En bacterias, un mismo ARNm puede contener varias regiones codificantes y producir proteínas relacionadas: es policistrónico. En eucariotas, la mayoría de mensajes codifica una proteína principal, aunque existen excepciones y pequeños marcos alternativos. Esta diferencia acompaña la organización de genes y la separación entre núcleo y citoplasma. Por eso una explicación basada solo en células humanas no describe toda la biología del ARNm, y una regla bacteriana no debe trasladarse sin más a nuestros genes.
Cada triplete orienta la incorporación de un aminoácido o marca el final
El ribosoma se asocia al ARNm y localiza un codón de inicio, normalmente AUG. Después avanza tres nucleótidos cada vez. Los ARN de transferencia emparejan sus anticodones con los codones y entregan aminoácidos, que el ribosoma enlaza. El código genético es redundante: varios codones pueden indicar el mismo aminoácido. Un codón de parada recluta factores que liberan la cadena, no un aminoácido especial.
Leer en tripletes exige mantener el marco.

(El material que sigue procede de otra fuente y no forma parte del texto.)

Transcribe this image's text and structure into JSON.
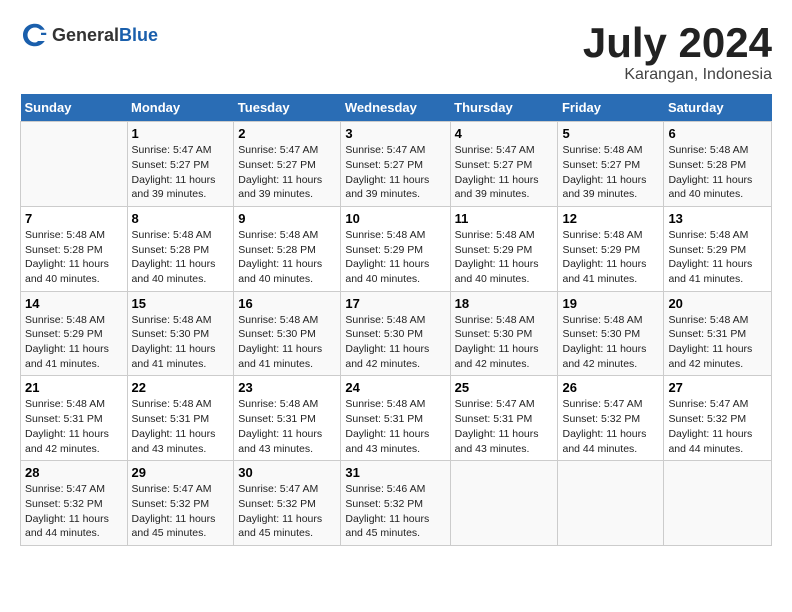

Insertar o quitar nucleótidos en cantidades no múltiplos de tres puede cambiar todos los codones posteriores. Otras variantes alteran un aminoácido, crean una parada o no cambian la proteína. La consecuencia depende del lugar y del gen. La célula posee controles que reconocen algunos mensajes con terminaciones prematuras y los degradan antes de que produzcan proteínas potencialmente dañinas.
La cantidad de proteína depende tanto de fabricar mensajes como de destruirlos
Un ARNm puede traducirse muchas veces, pero su vida útil varía desde minutos hasta muchas horas o más. Primero suele acortarse la cola poli-A, después se retira la caperuza y exonucleasas degradan la cadena. Secuencias reguladoras, modificaciones químicas y proteínas de unión ajustan la velocidad. En neuronas y embriones, algunos mensajes viajan a regiones concretas y permanecen silenciosos hasta recibir una señal local.
Medir ARNm revela qué genes están activos, no cuánta proteína funcional existe. Traducción, degradación proteica y modificaciones posteriores pueden separar ambas cifras. La secuenciación de ARN compara miles de transcritos, pero promediar un tejido mezcla tipos celulares. Las técnicas de célula única añaden detalle y también ruido. Interpretar expresión requiere tiempo, tejido, controles y un método compatible con la pregunta.
La célula controla también cuánto ARNm fabrica. Factores de transcripción y estado de la cromatina regulan el acceso al ADN; después, splicing, exportación, localización, traducción y degradación añaden capas. Dos células con el mismo genoma pueden mantener repertorios de mensajes muy distintos y convertirse en neurona o hepatocito. Un pulso breve de ARNm puede desencadenar un cambio duradero si la proteína producida activa otros genes, de modo que mensaje temporal no significa efecto necesariamente breve.
Un mensaje diseñado puede hacer que células produzcan temporalmente una proteína concreta
Las vacunas de ARNm entregan una secuencia sintética dentro de nanopartículas lipídicas. Algunas células la traducen y presentan partes del antígeno, lo que ayuda al sistema inmunitario a aprender. El ARNm no necesita entrar en el núcleo ni integrarse en el ADN para funcionar y se degrada con el tiempo. La plataforma permite cambiar la secuencia, aunque formulación, dosis y conservación siguen siendo desafíos de ingeniería.
También se estudia para producir proteínas terapéuticas, reprogramar respuestas inmunes y editar genes de forma transitoria. Que la molécula sea temporal puede mejorar el control, pero no elimina reacciones inflamatorias ni problemas de entrega. Su importancia básica es todavía mayor: convierte información genética en una orden regulable, transportable y descartable. Entre el archivo del genoma y la actividad de una célula existe una capa dinámica de mensajes.